Before there were 737s...

Gonzo

Infinitesimally Outrageous
Staff member
...there were attempted crop dusters. at least the buildings would still be there.

MIAMI, Florida (AP) -- A U.S. Department of Agriculture official says terrorist ringleader Mohamed Atta tried to get a $650,000 government loan to buy a small airplane, telling her he intended to outfit it with a large chemical tank.

Johnell Bryant, a loan officer at a USDA office in south Florida, said Atta visited her in the spring of 2000, about 17 months before the September 11 attacks, saying he had just arrived from Afghanistan and hoped to get his pilot's license and buy a plane to use for charter flights and for crop-dusting.

"He wanted to finance a twin-engine, six-passenger aircraft and remove the seats," Bryant told ABC's "World News Tonight" in an interview broadcast Thursday. "He said he was an engineer, and he wanted to build a chemical tank that would fit inside the aircraft and take up every available square inch of the aircraft except for where the pilot would be sitting."

Bryant could not be reached Thursday night by The Associated Press; a home phone number could not be located. She told ABC the interview was against the wishes of her bosses. ABC says she passed a lie-detector examination.

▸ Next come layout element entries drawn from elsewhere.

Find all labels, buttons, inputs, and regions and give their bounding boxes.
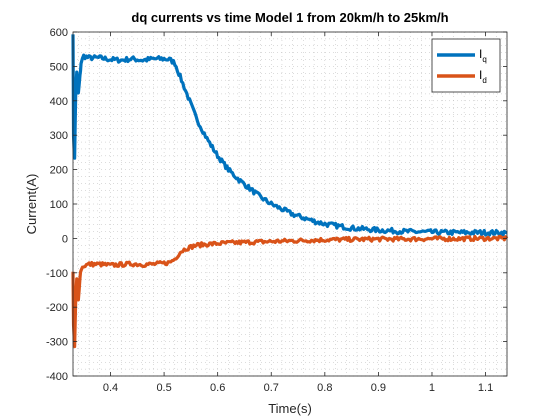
y-tick-label-5: 100	[50, 199, 68, 211]
legend-label-id-main: I	[479, 68, 482, 82]
x-tick-label-6: 1	[429, 382, 435, 394]
y-tick-label-6: 200	[50, 165, 68, 177]
legend-label-iq-main: I	[479, 47, 482, 61]
y-tick-label-1: -300	[46, 337, 68, 349]
legend-label-id: Id	[479, 68, 487, 85]
x-tick-label-5: 0.9	[371, 382, 386, 394]
x-tick-label-1: 0.5	[156, 382, 171, 394]
y-tick-label-2: -200	[46, 302, 68, 314]
legend-box	[431, 38, 501, 93]
series-line-iq	[71, 34, 508, 237]
tick-layer: 0.4 0.5 0.6 0.7 0.8 0.9 1 1.1 -400 -300 -200 -100 0 1…	[46, 27, 507, 394]
y-tick-label-10: 600	[50, 27, 68, 39]
legend: Iq Id	[431, 38, 501, 93]
x-tick-label-4: 0.8	[317, 382, 332, 394]
legend-label-iq: Iq	[479, 47, 487, 64]
y-tick-label-0: -400	[46, 371, 68, 383]
x-tick-label-3: 0.7	[264, 382, 279, 394]
y-tick-label-8: 400	[50, 96, 68, 108]
x-axis-label: Time(s)	[268, 401, 312, 416]
legend-label-id-sub: d	[482, 76, 486, 85]
x-tick-label-2: 0.6	[210, 382, 225, 394]
chart-title: dq currents vs time Model 1 from 20km/h …	[131, 10, 448, 25]
y-tick-label-4: 0	[62, 233, 68, 245]
y-tick-label-9: 500	[50, 61, 68, 73]
y-axis-label: Current(A)	[24, 174, 39, 235]
y-tick-label-3: -100	[46, 268, 68, 280]
y-tick-label-7: 300	[50, 130, 68, 142]
series-layer	[71, 34, 509, 349]
series-line-id	[71, 234, 509, 349]
x-tick-label-7: 1.1	[478, 382, 493, 394]
legend-label-iq-sub: q	[482, 55, 486, 64]
x-tick-label-0: 0.4	[103, 382, 118, 394]
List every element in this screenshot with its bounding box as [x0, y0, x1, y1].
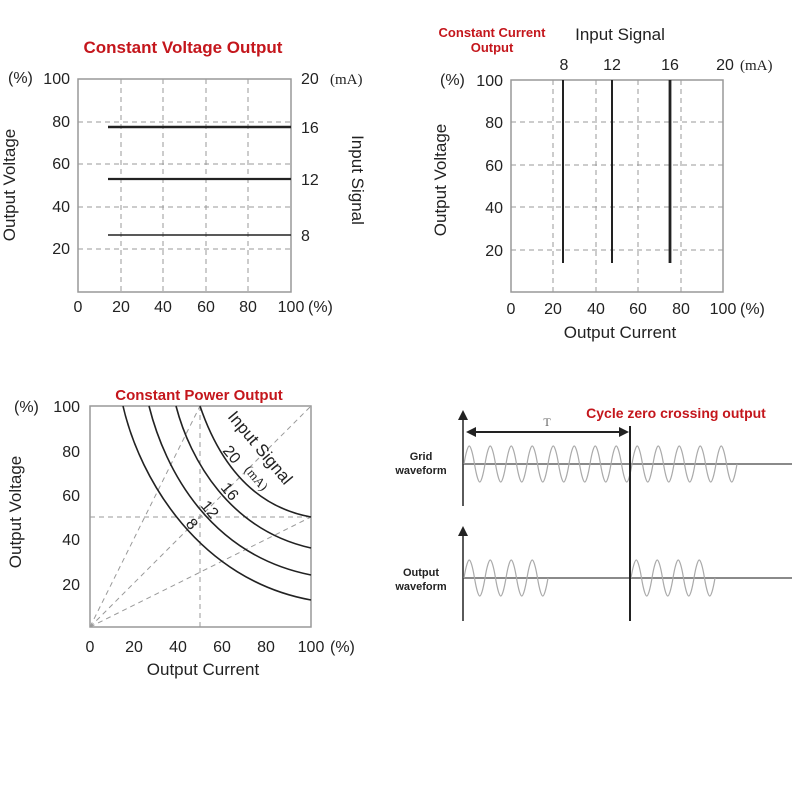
cv-y-tick: 100	[43, 71, 70, 88]
cc-x2-tick: 20	[716, 57, 734, 74]
cc-x2-tick: 12	[603, 57, 621, 74]
arrow-right-icon	[619, 427, 629, 437]
constant-power-chart: Constant Power Output Input Signal 20 (m…	[6, 387, 355, 679]
cc-x2-unit: (mA)	[740, 58, 773, 74]
cp-title: Constant Power Output	[115, 387, 283, 404]
cp-y-tick: 40	[62, 532, 80, 549]
cp-y-tick: 20	[62, 577, 80, 594]
constant-voltage-chart: Constant Voltage Output (%) 100 80 60 40…	[0, 38, 367, 316]
cc-y-unit: (%)	[440, 72, 465, 89]
cc-x-tick: 80	[672, 301, 690, 318]
cc-x-unit: (%)	[740, 301, 765, 318]
cv-title: Constant Voltage Output	[84, 38, 283, 57]
zc-output-label-1: Output	[403, 567, 439, 579]
cv-y2-tick: 20	[301, 71, 319, 88]
zc-title: Cycle zero crossing output	[586, 405, 766, 421]
cc-grid	[511, 80, 723, 292]
cv-y2-unit: (mA)	[330, 72, 363, 88]
cc-x-tick: 40	[587, 301, 605, 318]
cv-y2-tick: 16	[301, 120, 319, 137]
cv-y-unit: (%)	[8, 70, 33, 87]
arrow-up-icon	[458, 526, 468, 536]
cv-y2-tick: 8	[301, 228, 310, 245]
cc-y-tick: 40	[485, 200, 503, 217]
cv-x-unit: (%)	[308, 299, 333, 316]
cv-grid	[78, 79, 291, 292]
cc-x-tick: 20	[544, 301, 562, 318]
cv-x-tick: 0	[74, 299, 83, 316]
cp-curve-value-12: 12	[197, 498, 222, 523]
cc-x-tick: 0	[507, 301, 516, 318]
constant-current-chart: Constant Current Output Input Signal 8 1…	[431, 25, 773, 342]
cv-x-tick: 60	[197, 299, 215, 316]
cp-curve-16	[175, 405, 312, 549]
cc-x2-label: Input Signal	[575, 25, 665, 44]
zc-period-label: T	[543, 415, 551, 429]
zc-grid-label-2: waveform	[394, 465, 447, 477]
cc-plot-area	[510, 79, 724, 293]
cp-curve-8	[122, 405, 312, 601]
cc-y-tick: 100	[476, 73, 503, 90]
cp-x-label: Output Current	[147, 660, 260, 679]
cv-x-tick: 40	[154, 299, 172, 316]
cv-y2-label: Input Signal	[348, 135, 367, 225]
zc-grid-label-1: Grid	[410, 451, 433, 463]
cp-x-tick: 100	[298, 639, 325, 656]
arrow-left-icon	[466, 427, 476, 437]
cp-x-tick: 40	[169, 639, 187, 656]
arrow-up-icon	[458, 410, 468, 420]
cp-y-tick: 60	[62, 488, 80, 505]
zc-output-wave-1	[463, 559, 549, 597]
zc-grid-wave	[463, 445, 738, 483]
cv-y2-tick: 12	[301, 172, 319, 189]
cp-curve-20	[199, 405, 312, 518]
cc-y-tick: 20	[485, 243, 503, 260]
cp-y-tick: 80	[62, 444, 80, 461]
cp-reference-lines	[89, 405, 312, 628]
cc-x2-tick: 8	[560, 57, 569, 74]
cp-y-tick: 100	[53, 399, 80, 416]
cv-y-tick: 40	[52, 199, 70, 216]
cp-curve-value-8: 8	[182, 516, 201, 534]
cp-curve-value-20: 20	[219, 443, 244, 468]
cc-y-tick: 80	[485, 115, 503, 132]
zc-output-label-2: waveform	[394, 581, 447, 593]
cv-x-tick: 100	[278, 299, 305, 316]
cc-y-tick: 60	[485, 158, 503, 175]
cv-y-tick: 60	[52, 156, 70, 173]
cv-x-tick: 20	[112, 299, 130, 316]
cp-curve-value-16: 16	[217, 480, 242, 505]
cp-y-label: Output Voltage	[6, 456, 25, 568]
cc-x-tick: 100	[710, 301, 737, 318]
cc-x2-tick: 16	[661, 57, 679, 74]
cv-y-tick: 20	[52, 241, 70, 258]
cv-x-tick: 80	[239, 299, 257, 316]
cv-plot-area	[77, 78, 292, 293]
cp-y-unit: (%)	[14, 399, 39, 416]
cc-x-label: Output Current	[564, 323, 677, 342]
zc-output-wave-2	[630, 559, 716, 597]
cp-x-unit: (%)	[330, 639, 355, 656]
cc-y-label: Output Voltage	[431, 124, 450, 236]
cc-x-tick: 60	[629, 301, 647, 318]
cp-x-tick: 20	[125, 639, 143, 656]
cv-y-tick: 80	[52, 114, 70, 131]
cp-x-tick: 0	[86, 639, 95, 656]
cv-y-label: Output Voltage	[0, 129, 19, 241]
cc-title-line1: Constant Current	[439, 25, 547, 40]
zero-crossing-diagram: Cycle zero crossing output T Grid wavefo…	[394, 405, 792, 621]
cc-title-line2: Output	[471, 40, 514, 55]
cp-curve-12	[148, 405, 312, 576]
cp-x-tick: 80	[257, 639, 275, 656]
cp-x-tick: 60	[213, 639, 231, 656]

Bryant said Atta used his real name when she interviewed him.

"I spelled it A-T-T-A-H, and he told me, 'No, A-T-T-A, as in "Atta boy!"' Bryant said.

She said she rejected Atta for a loan because he was not a U.S. citizen. Before he left, Atta tried to buy a panoramic photograph of Washington, D.C., that hung on her office wall. He pointed specifically to the White House and Pentagon and called the photo "one of the prettiest" he had ever seen of the capital.

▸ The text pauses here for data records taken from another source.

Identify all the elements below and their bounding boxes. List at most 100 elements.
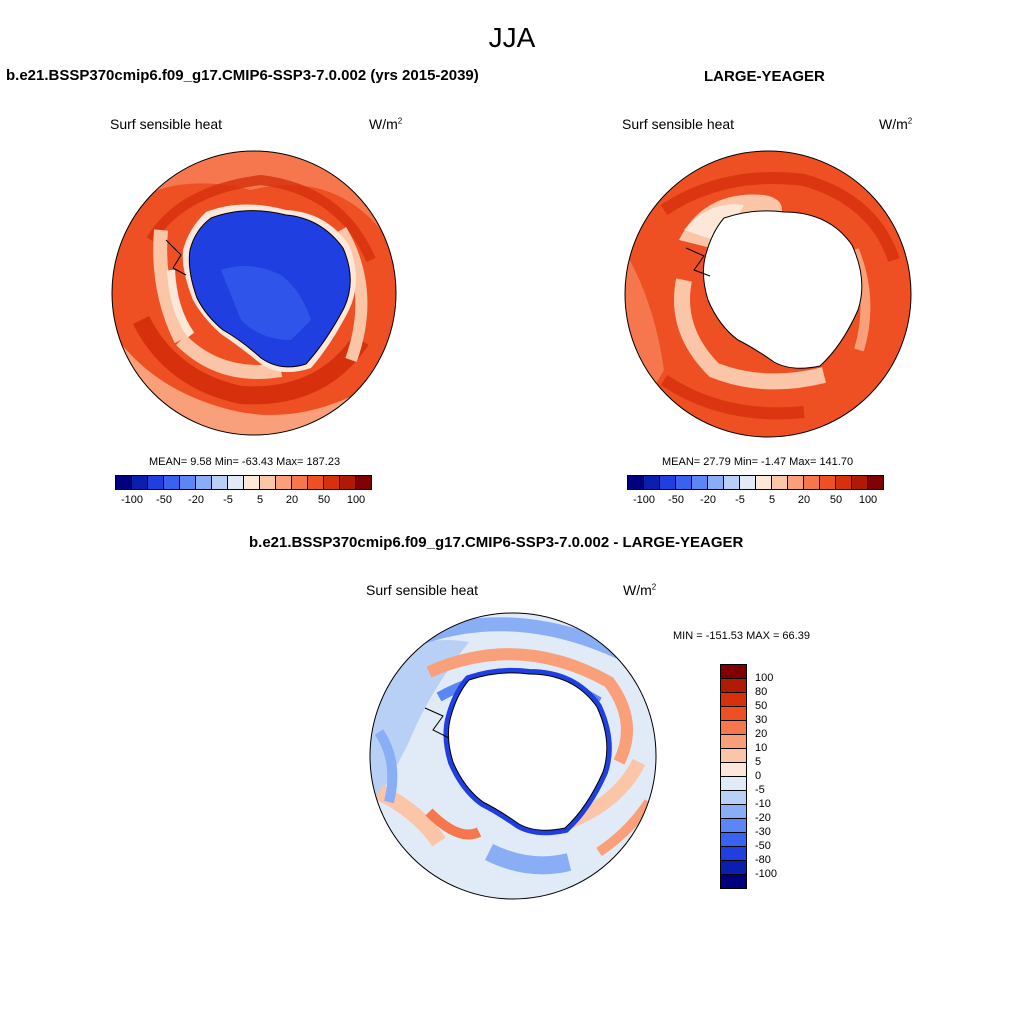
colorbar-box	[243, 475, 260, 490]
colorbar-box	[179, 475, 196, 490]
panel2-title: LARGE-YEAGER	[704, 68, 825, 85]
colorbar-box	[867, 475, 884, 490]
colorbar-tick-label: -80	[755, 854, 771, 866]
colorbar-box	[739, 475, 756, 490]
colorbar-tick-label: 80	[755, 686, 768, 698]
colorbar-tick-label: 10	[755, 742, 768, 754]
panel1-title: b.e21.BSSP370cmip6.f09_g17.CMIP6-SSP3-7.…	[6, 67, 479, 84]
colorbar-tick-label: -20	[755, 812, 771, 824]
colorbar-tick-label: 20	[285, 494, 299, 506]
colorbar-box	[675, 475, 692, 490]
colorbar-tick-label: 100	[755, 672, 774, 684]
colorbar-box	[307, 475, 324, 490]
colorbar-box	[720, 720, 747, 735]
colorbar-tick-label: 50	[317, 494, 331, 506]
colorbar-box	[211, 475, 228, 490]
colorbar-box	[720, 832, 747, 847]
panel1-units-exp: 2	[397, 116, 403, 126]
panel3-colorbar-ticks: 100 80 50 30 20 10 5 0 -5 -10 -20 -30 -50 -80 -100	[755, 665, 795, 905]
panel2-units-exp: 2	[907, 116, 913, 126]
colorbar-box	[720, 860, 747, 875]
figure-season-title: JJA	[488, 22, 536, 53]
colorbar-box	[147, 475, 164, 490]
colorbar-tick-label: -100	[120, 494, 144, 506]
panel3-colorbar	[720, 664, 747, 889]
colorbar-box	[259, 475, 276, 490]
panel2-colorbar	[627, 475, 884, 490]
colorbar-box	[627, 475, 644, 490]
colorbar-box	[720, 706, 747, 721]
panel3-variable-label: Surf sensible heat	[366, 582, 479, 598]
panel1-colorbar-boxes	[115, 475, 372, 490]
panel2-units-label: W/m2	[879, 116, 912, 132]
colorbar-tick-label: 50	[829, 494, 843, 506]
colorbar-box	[720, 874, 747, 889]
panel3-title: b.e21.BSSP370cmip6.f09_g17.CMIP6-SSP3-7.…	[249, 534, 744, 551]
colorbar-box	[720, 776, 747, 791]
colorbar-box	[720, 846, 747, 861]
panel3-units-base: W/m	[623, 582, 652, 598]
colorbar-tick-label: -100	[632, 494, 656, 506]
colorbar-box	[835, 475, 852, 490]
colorbar-tick-label: 100	[346, 494, 366, 506]
colorbar-box	[355, 475, 372, 490]
colorbar-box	[131, 475, 148, 490]
colorbar-box	[720, 678, 747, 693]
colorbar-box	[723, 475, 740, 490]
colorbar-box	[163, 475, 180, 490]
colorbar-box	[720, 804, 747, 819]
colorbar-box	[659, 475, 676, 490]
panel2-polar-map	[624, 150, 912, 438]
colorbar-tick-label: 50	[755, 700, 768, 712]
colorbar-box	[195, 475, 212, 490]
colorbar-tick-label: -5	[755, 784, 765, 796]
colorbar-box	[720, 748, 747, 763]
colorbar-tick-label: 20	[755, 728, 768, 740]
colorbar-tick-label: -50	[755, 840, 771, 852]
panel2-colorbar-boxes	[627, 475, 884, 490]
colorbar-tick-label: 100	[858, 494, 878, 506]
colorbar-tick-label: -10	[755, 798, 771, 810]
colorbar-box	[643, 475, 660, 490]
colorbar-box	[275, 475, 292, 490]
colorbar-box	[691, 475, 708, 490]
panel1-colorbar	[115, 475, 372, 490]
colorbar-box	[720, 664, 747, 679]
colorbar-box	[323, 475, 340, 490]
colorbar-box	[755, 475, 772, 490]
colorbar-tick-label: -20	[188, 494, 204, 506]
colorbar-tick-label: -50	[668, 494, 684, 506]
colorbar-box	[720, 762, 747, 777]
panel2-variable-label: Surf sensible heat	[622, 116, 735, 132]
colorbar-tick-label: -100	[755, 868, 778, 880]
colorbar-tick-label: 0	[755, 770, 762, 782]
panel2-colorbar-ticks: -100 -50 -20 -5 5 20 50 100	[628, 494, 908, 508]
colorbar-tick-label: -5	[735, 494, 745, 506]
panel2-stats: MEAN= 27.79 Min= -1.47 Max= 141.70	[662, 456, 854, 468]
colorbar-tick-label: 5	[755, 756, 762, 768]
colorbar-box	[803, 475, 820, 490]
colorbar-box	[707, 475, 724, 490]
colorbar-tick-label: 30	[755, 714, 768, 726]
panel1-polar-map	[111, 150, 397, 436]
colorbar-box	[720, 692, 747, 707]
panel1-stats: MEAN= 9.58 Min= -63.43 Max= 187.23	[149, 456, 341, 468]
colorbar-tick-label: 5	[256, 494, 264, 506]
colorbar-box	[819, 475, 836, 490]
panel2-units-base: W/m	[879, 116, 908, 132]
colorbar-box	[720, 790, 747, 805]
colorbar-box	[851, 475, 868, 490]
colorbar-box	[771, 475, 788, 490]
panel3-stats: MIN = -151.53 MAX = 66.39	[673, 630, 810, 642]
panel1-variable-label: Surf sensible heat	[110, 116, 223, 132]
colorbar-box	[339, 475, 356, 490]
colorbar-tick-label: -50	[156, 494, 172, 506]
panel1-units-base: W/m	[369, 116, 398, 132]
colorbar-box	[720, 734, 747, 749]
colorbar-tick-label: 5	[768, 494, 776, 506]
colorbar-box	[227, 475, 244, 490]
colorbar-tick-label: -20	[700, 494, 716, 506]
panel3-units-label: W/m2	[623, 582, 656, 598]
colorbar-tick-label: -30	[755, 826, 771, 838]
panel3-units-exp: 2	[651, 582, 657, 592]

"He pulled out a wad of cash," she said. "He wanted that picture really bad."


Bryant said that when she explained the picture was a gift from her former colleagues, Atta threw more money down.

"His look on his face became very bitter at that point," Bryant said. "I believe he said, 'How would America like it if another country destroyed that city and some of the monuments in it' like the cities in his country had been destroyed?"

She also remembers Atta mentioning al Qaeda and Osama bin Laden, saying bin Laden "would someday be known as the world's greatest leader."

"I didn't know who Osama bin Laden was. He could have been a character on 'Star Wars' for all I knew," Bryant said.

After that meeting, Atta and other members of his group began taking flying lessons. He is believed to have been piloting one of the planes that struck the World Trade Center.

Bryant said she never reported the incident before September 11, saying there is no way she or anyone else could have detected Atta was a terrorist.

"Should I have picked up the telephone and called someone? You can't ask me that more often than I have asked myself that," Bryant said. "I don't know how I could possibly expect myself to have recognized what that man was. And yet sometimes I haven't forgiven myself."

Shortly after September 11, Bryant recognized Atta's photo and alerted authorities. A federal law enforcement official told the AP that Bryant's information had contributed to an FBI warning about possible terrorist use of crop dusters.